Il y a lieu, enfin, de noter la montée d’une certaine « américanophonie » sous l’influence de l’immigration haïtienne aux USA.

C’est dans un archipel au cœur du Pacifique que nous emmènent Jean-Pierre Nirva, ministre de l’Éducation et de la Formation du Vanuatu et Anne-Sophie Vivier, experte technique internationale. Le Vanuatu compte 292000 habitants en 2018 dont 35% de fancophones et

 65  % d’anglophones. Ancien condominium franco-anglais de 1907 à 1980, cet État reconnait deux langues de travail, le français et l’anglais, une langue créole, le bishamar et des langues locales. Il désire se doter d’une université nationale bilingue, comme il en existe dans d’autres états mélanésiens. Ce projet se veut « un symbole d’unité et de cohésion sociale nationale avec 4 secteurs essentiels : tourisme, agriculture, environnement et informatique ». Mais ce bilinguisme français-anglais est fragile pour des raisons de coût. Il est souhaitable que la Francophonie apporte tout son concours à ce projet.

M. Jean-Paul Yongui, attaché d’enseignement supérieur à l’Université de Yaoundé-1, traite du « jubilé de la Francophonie avant la traversée des siècles ». Il parle avec enthousiasme et aurait voulu que l’année 2020 soit un véritable jubilé. Pour la Francophonie, il veut des palais, du marbre, et se réjouit des résultats probants qu’elle obtient tout en déplorant ses insuffisances structurelles et opérationnelles et son manque de visibilité sociopolitique. Il regrette son insuffisance d’empathie pour les étudiants francophones et insiste sur une nécessaire restructuration du secrétariat général de la Francophonie. Il souhaite aussi la constitution d’académies des langues autochtones.

Le volume consacré aux 50 ans de la Francophonie institutionnelle apporte beaucoup d’informations intéressantes sur des pays francophones trop méconnus : Haïti, le Vanuatu, sur les valses-hésitations françaises aussi.
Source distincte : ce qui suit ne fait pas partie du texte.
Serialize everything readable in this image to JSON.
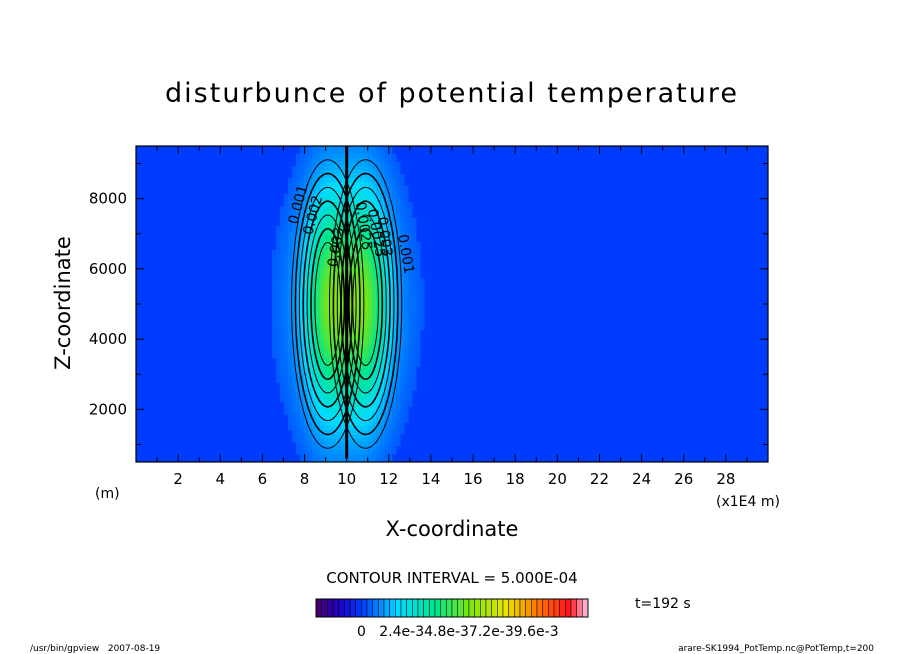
{
  "chart_data": {
    "type": "heatmap",
    "title": "disturbunce of potential temperature",
    "xlabel": "X-coordinate",
    "ylabel": "Z-coordinate",
    "x_unit_left": "(m)",
    "x_unit_right": "(x1E4 m)",
    "xlim": [
      0,
      30
    ],
    "ylim": [
      500,
      9500
    ],
    "x_ticks": [
      2,
      4,
      6,
      8,
      10,
      12,
      14,
      16,
      18,
      20,
      22,
      24,
      26,
      28
    ],
    "y_ticks": [
      2000,
      4000,
      6000,
      8000
    ],
    "contour_interval_text": "CONTOUR INTERVAL = 5.000E-04",
    "time_label": "t=192 s",
    "colorbar": {
      "min": 0,
      "max": 0.01,
      "labels": [
        "0",
        "2.4e-3",
        "4.8e-3",
        "7.2e-3",
        "9.6e-3"
      ],
      "label_text": "0   2.4e-34.8e-37.2e-39.6e-3"
    },
    "contour_labels": [
      "0.001",
      "0.002",
      "0.003",
      "0.0025",
      "0.001",
      "0.0025",
      "0.003"
    ],
    "field": {
      "center_x": 10,
      "lobe_offset_x": 0.85,
      "center_z": 5000,
      "peak_value": 0.0048,
      "description_values": "two-lobed warm anomaly symmetric about x=10"
    }
  },
  "footer": {
    "left": "/usr/bin/gpview   2007-08-19",
    "right": "arare-SK1994_PotTemp.nc@PotTemp,t=200"
  }
}
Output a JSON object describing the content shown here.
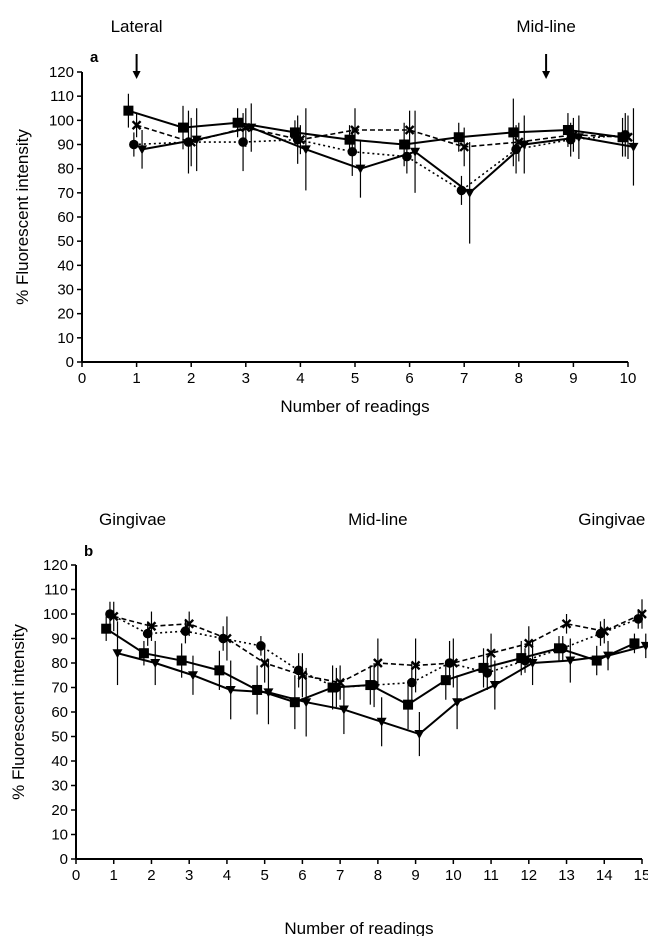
{
  "chart_data": [
    {
      "type": "line",
      "panel_label": "a",
      "xlabel": "Number of readings",
      "ylabel": "% Fluorescent intensity",
      "xlim": [
        0,
        10
      ],
      "ylim": [
        0,
        120
      ],
      "xticks": [
        0,
        1,
        2,
        3,
        4,
        5,
        6,
        7,
        8,
        9,
        10
      ],
      "yticks": [
        0,
        10,
        20,
        30,
        40,
        50,
        60,
        70,
        80,
        90,
        100,
        110,
        120
      ],
      "grid": false,
      "annotations": [
        {
          "text": "Lateral",
          "x": 1
        },
        {
          "text": "Mid-line",
          "x": 8.5
        }
      ],
      "arrows": [
        1,
        8.5
      ],
      "series": [
        {
          "marker": "square",
          "line": "solid",
          "x": [
            0.85,
            1.85,
            2.85,
            3.9,
            4.9,
            5.9,
            6.9,
            7.9,
            8.9,
            9.9
          ],
          "y": [
            104,
            97,
            99,
            95,
            92,
            90,
            93,
            95,
            96,
            93
          ],
          "err": [
            7,
            9,
            6,
            5,
            6,
            9,
            6,
            14,
            7,
            8
          ]
        },
        {
          "marker": "cross",
          "line": "dashed",
          "x": [
            1,
            2,
            3,
            4,
            5,
            6,
            7,
            8,
            9,
            10
          ],
          "y": [
            98,
            91,
            97,
            92,
            96,
            96,
            89,
            91,
            94,
            93
          ],
          "err": [
            5,
            10,
            8,
            6,
            9,
            8,
            8,
            8,
            7,
            9
          ]
        },
        {
          "marker": "circle",
          "line": "dotted",
          "x": [
            0.95,
            1.95,
            2.95,
            3.95,
            4.95,
            5.95,
            6.95,
            7.95,
            8.95,
            9.95
          ],
          "y": [
            90,
            91,
            91,
            92,
            87,
            85,
            71,
            88,
            92,
            94
          ],
          "err": [
            5,
            13,
            12,
            10,
            10,
            7,
            6,
            10,
            7,
            9
          ]
        },
        {
          "marker": "triangle",
          "line": "solid",
          "x": [
            1.1,
            2.1,
            3.1,
            4.1,
            5.1,
            6.1,
            7.1,
            8.1,
            9.1,
            10.1
          ],
          "y": [
            88,
            92,
            97,
            88,
            80,
            87,
            70,
            90,
            93,
            89
          ],
          "err": [
            8,
            13,
            10,
            17,
            12,
            17,
            21,
            12,
            9,
            16
          ]
        }
      ]
    },
    {
      "type": "line",
      "panel_label": "b",
      "xlabel": "Number of readings",
      "ylabel": "% Fluorescent intensity",
      "xlim": [
        0,
        15
      ],
      "ylim": [
        0,
        120
      ],
      "xticks": [
        0,
        1,
        2,
        3,
        4,
        5,
        6,
        7,
        8,
        9,
        10,
        11,
        12,
        13,
        14,
        15
      ],
      "yticks": [
        0,
        10,
        20,
        30,
        40,
        50,
        60,
        70,
        80,
        90,
        100,
        110,
        120
      ],
      "grid": false,
      "annotations": [
        {
          "text": "Gingivae",
          "x": 1.5
        },
        {
          "text": "Mid-line",
          "x": 8
        },
        {
          "text": "Gingivae",
          "x": 14.2
        }
      ],
      "series": [
        {
          "marker": "square",
          "line": "solid",
          "x": [
            0.8,
            1.8,
            2.8,
            3.8,
            4.8,
            5.8,
            6.8,
            7.8,
            8.8,
            9.8,
            10.8,
            11.8,
            12.8,
            13.8,
            14.8
          ],
          "y": [
            94,
            84,
            81,
            77,
            69,
            64,
            70,
            71,
            63,
            73,
            78,
            82,
            86,
            81,
            88
          ],
          "err": [
            5,
            5,
            7,
            8,
            10,
            11,
            9,
            8,
            10,
            8,
            8,
            7,
            5,
            6,
            4
          ]
        },
        {
          "marker": "cross",
          "line": "dashed",
          "x": [
            1,
            2,
            3,
            4,
            5,
            6,
            7,
            8,
            9,
            10,
            11,
            12,
            13,
            14,
            15
          ],
          "y": [
            99,
            95,
            96,
            90,
            80,
            75,
            72,
            80,
            79,
            80,
            84,
            88,
            96,
            93,
            100
          ],
          "err": [
            6,
            6,
            5,
            9,
            8,
            9,
            7,
            10,
            11,
            10,
            8,
            7,
            4,
            5,
            6
          ]
        },
        {
          "marker": "circle",
          "line": "dotted",
          "x": [
            0.9,
            1.9,
            2.9,
            3.9,
            4.9,
            5.9,
            6.9,
            7.9,
            8.9,
            9.9,
            10.9,
            11.9,
            12.9,
            13.9,
            14.9
          ],
          "y": [
            100,
            92,
            93,
            90,
            87,
            77,
            70,
            71,
            72,
            80,
            76,
            81,
            86,
            92,
            98
          ],
          "err": [
            5,
            5,
            5,
            5,
            4,
            7,
            8,
            9,
            8,
            9,
            7,
            5,
            5,
            5,
            4
          ]
        },
        {
          "marker": "triangle",
          "line": "solid",
          "x": [
            1.1,
            2.1,
            3.1,
            4.1,
            5.1,
            6.1,
            7.1,
            8.1,
            9.1,
            10.1,
            11.1,
            12.1,
            13.1,
            14.1,
            15.1
          ],
          "y": [
            84,
            80,
            75,
            69,
            68,
            64,
            61,
            56,
            51,
            64,
            71,
            80,
            81,
            83,
            87
          ],
          "err": [
            13,
            9,
            8,
            12,
            13,
            14,
            10,
            10,
            9,
            11,
            10,
            9,
            9,
            6,
            5
          ]
        }
      ]
    }
  ]
}
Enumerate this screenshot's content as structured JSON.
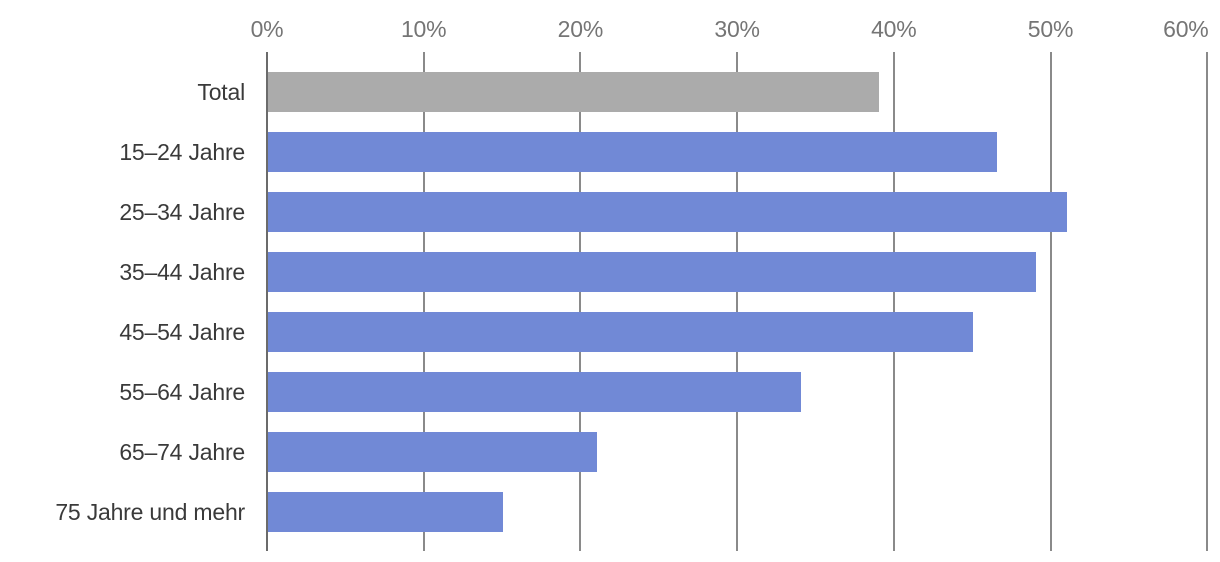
{
  "chart_data": {
    "type": "bar",
    "orientation": "horizontal",
    "title": "",
    "xlabel": "",
    "ylabel": "",
    "categories": [
      "Total",
      "15–24 Jahre",
      "25–34 Jahre",
      "35–44 Jahre",
      "45–54 Jahre",
      "55–64 Jahre",
      "65–74 Jahre",
      "75 Jahre und mehr"
    ],
    "values": [
      39,
      46.5,
      51,
      49,
      45,
      34,
      21,
      15
    ],
    "unit": "%",
    "xlim": [
      0,
      60
    ],
    "x_ticks": [
      0,
      10,
      20,
      30,
      40,
      50,
      60
    ],
    "x_tick_labels": [
      "0%",
      "10%",
      "20%",
      "30%",
      "40%",
      "50%",
      "60%"
    ],
    "axis_position": "top",
    "grid": "vertical-only",
    "legend": "none",
    "bar_colors": [
      "#ababab",
      "#7189d6",
      "#7189d6",
      "#7189d6",
      "#7189d6",
      "#7189d6",
      "#7189d6",
      "#7189d6"
    ]
  },
  "colors": {
    "background": "#ffffff",
    "bar_default": "#7189d6",
    "bar_total": "#ababab",
    "axis_line": "#6b6b6b",
    "gridline": "#8a8a8a",
    "tick_label": "#757575",
    "category_label": "#3a3a3a"
  }
}
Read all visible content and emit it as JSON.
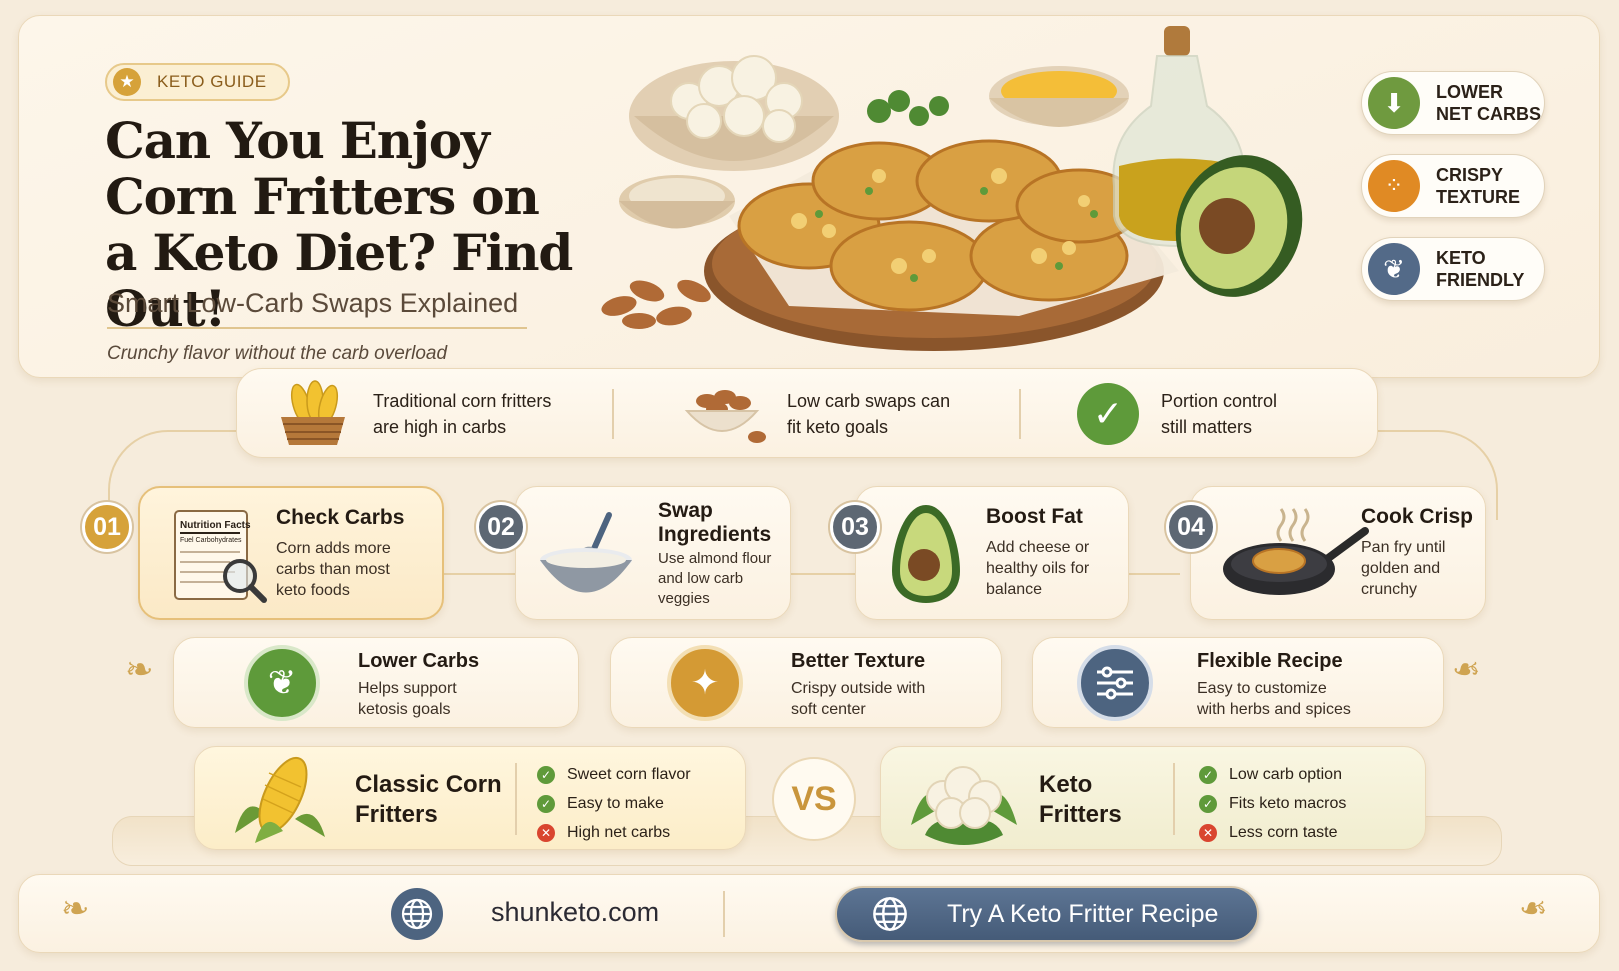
{
  "hero": {
    "badge": "KETO GUIDE",
    "title_lines": [
      "Can You Enjoy",
      "Corn Fritters on",
      "a Keto Diet? Find Out!"
    ],
    "subtitle": "Smart Low-Carb Swaps Explained",
    "tagline": "Crunchy flavor without the carb overload",
    "illustration": "corn-fritters-platter"
  },
  "features": [
    {
      "icon": "arrow-down-icon",
      "line1": "LOWER",
      "line2": "NET CARBS",
      "color": "#6f9a3f"
    },
    {
      "icon": "texture-dots-icon",
      "line1": "CRISPY",
      "line2": "TEXTURE",
      "color": "#e08a24"
    },
    {
      "icon": "leaf-icon",
      "line1": "KETO",
      "line2": "FRIENDLY",
      "color": "#536a88"
    }
  ],
  "facts": [
    {
      "icon": "corn-basket-icon",
      "line1": "Traditional corn fritters",
      "line2": "are high in carbs"
    },
    {
      "icon": "almond-bowl-icon",
      "line1": "Low carb swaps can",
      "line2": "fit keto goals"
    },
    {
      "icon": "check-circle-icon",
      "line1": "Portion control",
      "line2": "still matters"
    }
  ],
  "steps": [
    {
      "num": "01",
      "title": "Check Carbs",
      "desc": [
        "Corn adds more",
        "carbs than most",
        "keto foods"
      ],
      "icon": "nutrition-facts-icon",
      "label": "Nutrition Facts",
      "label2": "Fuel Carbohydrates",
      "color": "#d6a23a"
    },
    {
      "num": "02",
      "title": "Swap Ingredients",
      "title_lines": [
        "Swap",
        "Ingredients"
      ],
      "desc": [
        "Use almond flour",
        "and low carb",
        "veggies"
      ],
      "icon": "mixing-bowl-icon",
      "color": "#5d6773"
    },
    {
      "num": "03",
      "title": "Boost Fat",
      "desc": [
        "Add cheese or",
        "healthy oils for",
        "balance"
      ],
      "icon": "avocado-icon",
      "color": "#5d6773"
    },
    {
      "num": "04",
      "title": "Cook Crisp",
      "desc": [
        "Pan fry until",
        "golden and",
        "crunchy"
      ],
      "icon": "frying-pan-icon",
      "color": "#5d6773"
    }
  ],
  "benefits": [
    {
      "title": "Lower Carbs",
      "desc": [
        "Helps support",
        "ketosis goals"
      ],
      "icon": "leaf-icon",
      "color": "#5e9a3a"
    },
    {
      "title": "Better Texture",
      "desc": [
        "Crispy outside with",
        "soft center"
      ],
      "icon": "sparkle-icon",
      "color": "#d49a34"
    },
    {
      "title": "Flexible Recipe",
      "desc": [
        "Easy to customize",
        "with herbs and spices"
      ],
      "icon": "sliders-icon",
      "color": "#4d6480"
    }
  ],
  "comparison": {
    "left": {
      "title_lines": [
        "Classic Corn",
        "Fritters"
      ],
      "icon": "corn-cob-icon",
      "items": [
        {
          "text": "Sweet corn flavor",
          "ok": true
        },
        {
          "text": "Easy to make",
          "ok": true
        },
        {
          "text": "High net carbs",
          "ok": false
        }
      ]
    },
    "vs": "VS",
    "right": {
      "title_lines": [
        "Keto",
        "Fritters"
      ],
      "icon": "cauliflower-icon",
      "items": [
        {
          "text": "Low carb option",
          "ok": true
        },
        {
          "text": "Fits keto macros",
          "ok": true
        },
        {
          "text": "Less corn taste",
          "ok": false
        }
      ]
    }
  },
  "footer": {
    "site": "shunketo.com",
    "cta": "Try A Keto Fritter Recipe"
  }
}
Il est particulièrement riche en informations sur les francophonies canadiennes minoritaires, leurs ressources et leurs fragilités.

On regrettera pourtant l’absence d’études sur les francophonies européennes ou méditerranéennes et surtout de voir la parole africaine réduite à un seul article.

Il faut redire, une fois de plus, que l’avenir de la francophonie se joue aussi, et même d’abord, en Afrique.